The expression for Arrhenius equation is shown below.
$k = A{e^{ - Ea/RT}}$
Where,
k is the rate constant of the chemical reaction.
A is the pre-exponential factor.
e is the base of natural logarithm
${E_a}$ is the activation energy
R is the universal gas constant.
T denotes the absolute temperature.
The value of universal gas constant R is $8.314J/(mol.k)$
Convert the temperature given in degree Celsius to kelvin.
$ \Rightarrow T = 19 + 273$
$ \Rightarrow T = 292$
Convert the value of activation energy given in KJ/mol into J.
$ \Rightarrow {E_a} = 65.7KJ = 65.7 \times {10^3}J$
First calculate the exponent part of the equation, so that it will be easy to calculate the rate constant value.
$ \Rightarrow - \dfrac{{{E_a}}}{{RT}} = \dfrac{{65.7 \times {{10}^3}J.mo{l^{ - 1}}}}{{8.314J.mo{l^{ - 1}}.{K^{ - 1}}.292K}}$
$ \Rightarrow - 27.0$
To calculate the value of the rate constant, substitute the values in the equation.
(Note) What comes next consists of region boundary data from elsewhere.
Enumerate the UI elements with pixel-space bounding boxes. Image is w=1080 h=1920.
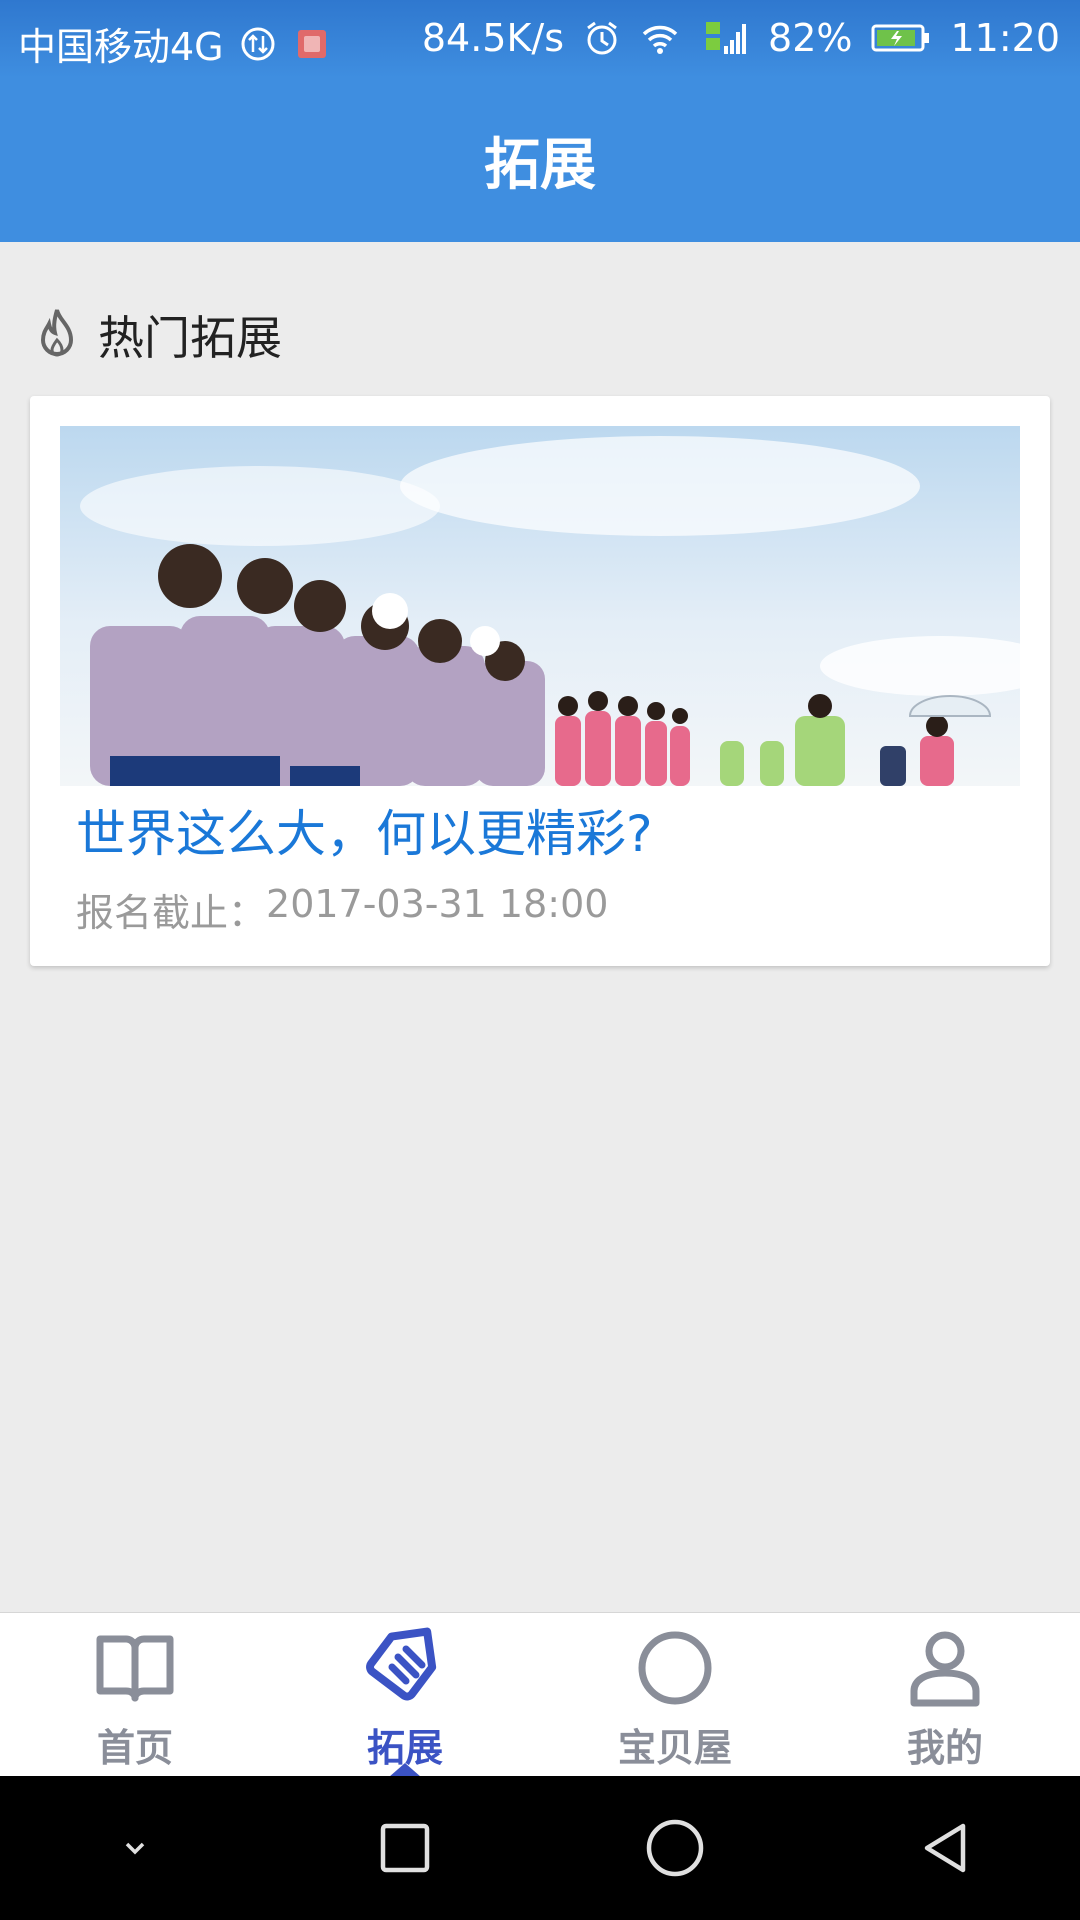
battery-percent: 82% (768, 16, 853, 60)
hide-nav-button[interactable] (95, 1808, 175, 1888)
deadline-label: 报名截止： (76, 891, 267, 935)
bottom-nav: 首页 拓展 宝贝屋 我的 (0, 1612, 1080, 1777)
activity-card[interactable]: 世界这么大，何以更精彩? 报名截止： 2017-03-31 18:00 (30, 396, 1050, 966)
circle-icon (638, 1631, 712, 1705)
battery-icon (871, 24, 930, 52)
tab-home[interactable]: 首页 (0, 1613, 270, 1777)
square-icon (380, 1823, 430, 1873)
alarm-icon (587, 21, 617, 55)
carrier-label: 中国移动4G (18, 25, 224, 69)
section-header: 热门拓展 (30, 300, 282, 370)
tab-expand[interactable]: 拓展 (270, 1613, 540, 1777)
network-speed: 84.5K/s (421, 16, 565, 60)
tab-baby-house[interactable]: 宝贝屋 (540, 1613, 810, 1777)
flame-icon (40, 309, 74, 357)
triangle-back-icon (924, 1823, 966, 1873)
app-bar: 拓展 (0, 78, 1080, 242)
notification-app-icon (297, 29, 326, 58)
system-nav-bar (0, 1776, 1080, 1920)
section-title: 热门拓展 (98, 311, 282, 365)
page-title: 拓展 (484, 132, 596, 198)
tab-home-label: 首页 (96, 1726, 173, 1770)
cellular-signal-icon (706, 22, 747, 54)
activity-deadline: 报名截止： 2017-03-31 18:00 (76, 882, 608, 937)
tab-mine-label: 我的 (906, 1726, 983, 1770)
recent-apps-button[interactable] (365, 1808, 445, 1888)
clock: 11:20 (950, 16, 1060, 60)
circle-home-icon (646, 1819, 704, 1877)
tag-icon (366, 1627, 437, 1701)
activity-title[interactable]: 世界这么大，何以更精彩? (76, 794, 653, 866)
home-button[interactable] (635, 1808, 715, 1888)
deadline-value: 2017-03-31 18:00 (266, 882, 609, 926)
wifi-icon (642, 25, 678, 54)
data-transfer-icon (241, 27, 275, 60)
status-bar: 中国移动4G 84.5K/s 82% 11:20 (0, 0, 1080, 78)
tab-baby-house-label: 宝贝屋 (617, 1726, 732, 1770)
active-tab-indicator (389, 1763, 421, 1777)
back-button[interactable] (905, 1808, 985, 1888)
person-icon (910, 1631, 980, 1707)
chevron-down-icon (125, 1842, 145, 1855)
book-icon (96, 1635, 174, 1702)
activity-photo (60, 426, 1020, 786)
tab-mine[interactable]: 我的 (810, 1613, 1080, 1777)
$ \Rightarrow K = 1.31 \times {10^{12}}{s^{ - 1}} \times {e^{ - 27.0}}$
$ \Rightarrow K = 2.34{s^{ - 1}}$
Therefore, the rate constant is $2.34{s^{ - 1}}$.

Note:
Make sure to convert the value of temperature given in Celsius scale to kelvin scale as the Arrhenius equation requires the temperature value in kelvin scale not in Celsius scale. To convert degree Celsius to kelvin add the value 273 to the Celsius value. $T(K) = ^\circ C + 273$.